MP 905 altera CLT e reduz poder do Ministério Público do Trabalho

22/08/2009. Crédito: Rafael Ohana/CB/D.A Press. Brasil. Brasília - DF. Edifício do Ministério Público do Trabalho, quadra 04 do Setor de Autarquias Sul.

A Medida Provisória (MP) nº 905, que criou o contrato de trabalho verde amarelo e é chamada de nova reforma trabalhista, limitou a atuação do Ministério Público do Trabalho (MPT). As multas milionárias estabelecidas para caso de descumprimento dos Termos de Ajustamento de Conduta (TACs) firmados com empresas desapareceram. Agora, o maior valor será de R$ 100 mil. Além disso, os acordos terão validade de apenas dois anos – até então, valiam em geral por tempo indeterminado.

A norma ainda obriga que todos os valores arrecadados em multas e penalidades aplicadas por descumprimento de acordo judicial ou de TAC sejam direcionados ao Programa de Habilitação e Reabilitação Física e Profissional, Prevenção e Redução de Acidentes de Trabalho (leia mais abaixo).
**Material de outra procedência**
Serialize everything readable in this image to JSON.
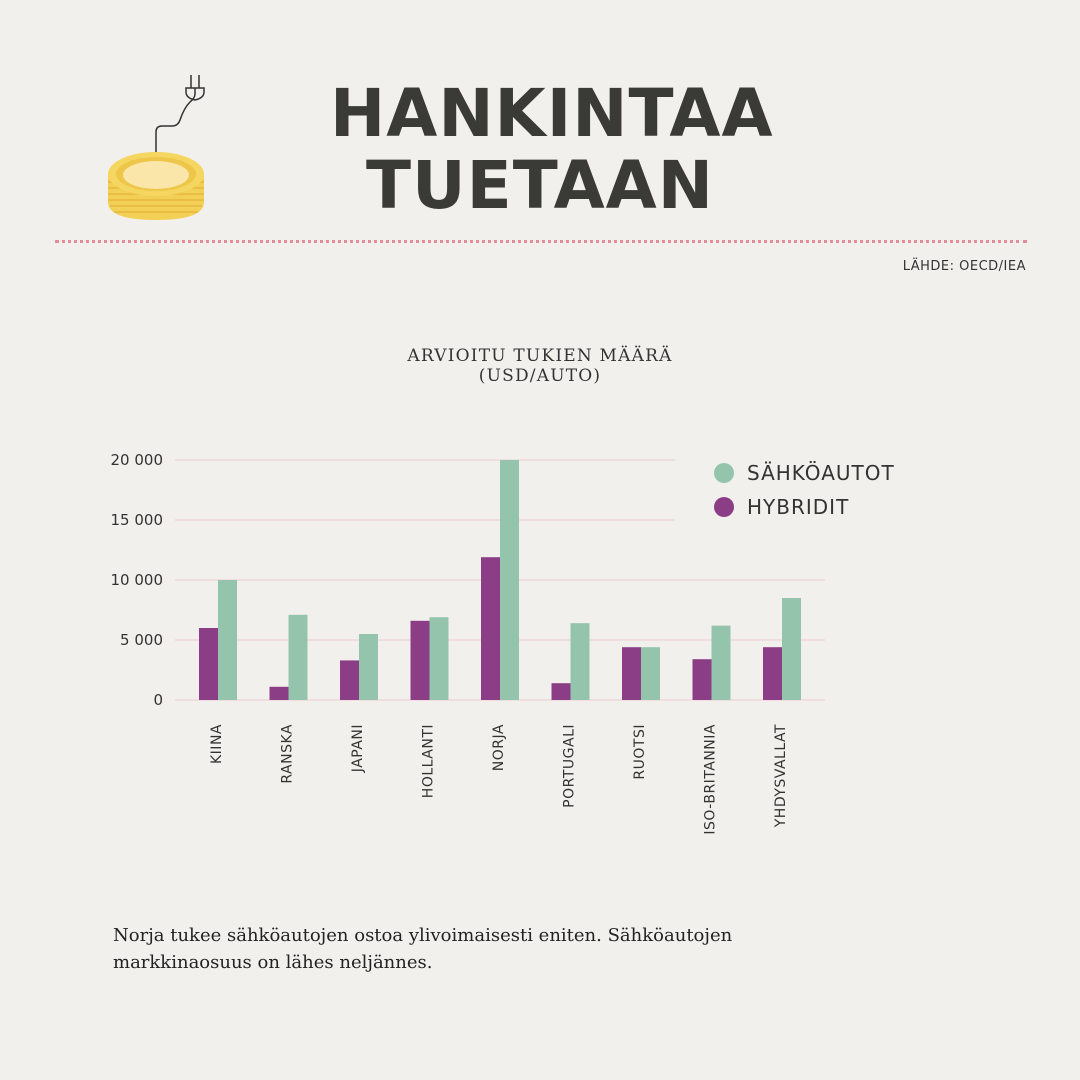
{
  "title_lines": [
    "HANKINTAA",
    "TUETAAN"
  ],
  "source": "LÄHDE: OECD/IEA",
  "caption": "Norja tukee sähköautojen ostoa ylivoimaisesti eniten. Sähköautojen markkinaosuus on lähes neljännes.",
  "colors": {
    "background": "#f2f0ec",
    "electric": "#95c4ad",
    "hybrid": "#8b3e86",
    "gridline": "#efcdd2",
    "coin": "#f2d35a"
  },
  "icons": {
    "coin": "coin-with-plug-icon"
  },
  "chart_data": {
    "type": "bar",
    "title_lines": [
      "ARVIOITU TUKIEN MÄÄRÄ",
      "(USD/AUTO)"
    ],
    "categories": [
      "KIINA",
      "RANSKA",
      "JAPANI",
      "HOLLANTI",
      "NORJA",
      "PORTUGALI",
      "RUOTSI",
      "ISO-BRITANNIA",
      "YHDYSVALLAT"
    ],
    "series": [
      {
        "name": "HYBRIDIT",
        "color": "#8b3e86",
        "values": [
          6000,
          1100,
          3300,
          6600,
          11900,
          1400,
          4400,
          3400,
          4400
        ]
      },
      {
        "name": "SÄHKÖAUTOT",
        "color": "#95c4ad",
        "values": [
          10000,
          7100,
          5500,
          6900,
          20000,
          6400,
          4400,
          6200,
          8500
        ]
      }
    ],
    "legend": [
      {
        "label": "SÄHKÖAUTOT",
        "color": "#95c4ad"
      },
      {
        "label": "HYBRIDIT",
        "color": "#8b3e86"
      }
    ],
    "legend_position": "top-right",
    "yticks": [
      0,
      5000,
      10000,
      15000,
      20000
    ],
    "ytick_labels": [
      "0",
      "5 000",
      "10 000",
      "15 000",
      "20 000"
    ],
    "ylim": [
      0,
      20000
    ],
    "grid": true
  }
}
As punições previstas para os TACs, de acordo com a medida provisória, só poderão ultrapassar o teto caso a empresa descumpra mais de três vezes o que foi estabelecido ou nos casos em que tratam de reconhecimento de vínculo empregatício – nessa situação, a multa pode chegar a R$ 10 mil por empregado. O texto para ter validade de lei depende de aprovação do Congresso Nacional.

O objetivo dos TACs é corrigir irregularidades cometidas por empresas, antes de eventuais processos judiciais, que poderiam ter valores ainda maiores do que aqueles envolvidos nesses acordos.

Por não cumprir um TAC, uma companhia de eletrônicos que sofreu investigação por denúncias de assédio moral em sua sede na capital paulista foi obrigada a veicular uma campanha no valor de R$ 5 milhões contra essa prática nos principais jornais e emissoras de tevê em São Paulo. Ainda teve que pagar R$ 5 milhões em danos morais coletivos, destinados a pelo menos cinco instituições sociais idôneas, previamente aprovadas pelo MPT.

Já uma confecção suspeita de contratar prestadora de serviços que praticaria trabalho análogo ao de escravo, por exemplo, firmou um TAC no valor de R$ 5 milhões em multas com o MPT de São Paulo por ter descumprido acordo anterior. Os montantes foram revertidos em projetos sociais.

A MP altera o artigo 627-A da Consolidação das Leis do Trabalho (CLT) e prevê a aplicação de multas previstas no artigo 634-A, tanto pelo Ministério Público do Trabalho (MPT) quanto pelos auditores fiscais do trabalho, ligados agora ao Ministério da Economia. A classificação das multas, o enquadramento por porte econômico e a natureza da infração ainda devem ser definidos em ato do Poder Executivo. Os valores serão atualizados anualmente em 1º de fevereiro.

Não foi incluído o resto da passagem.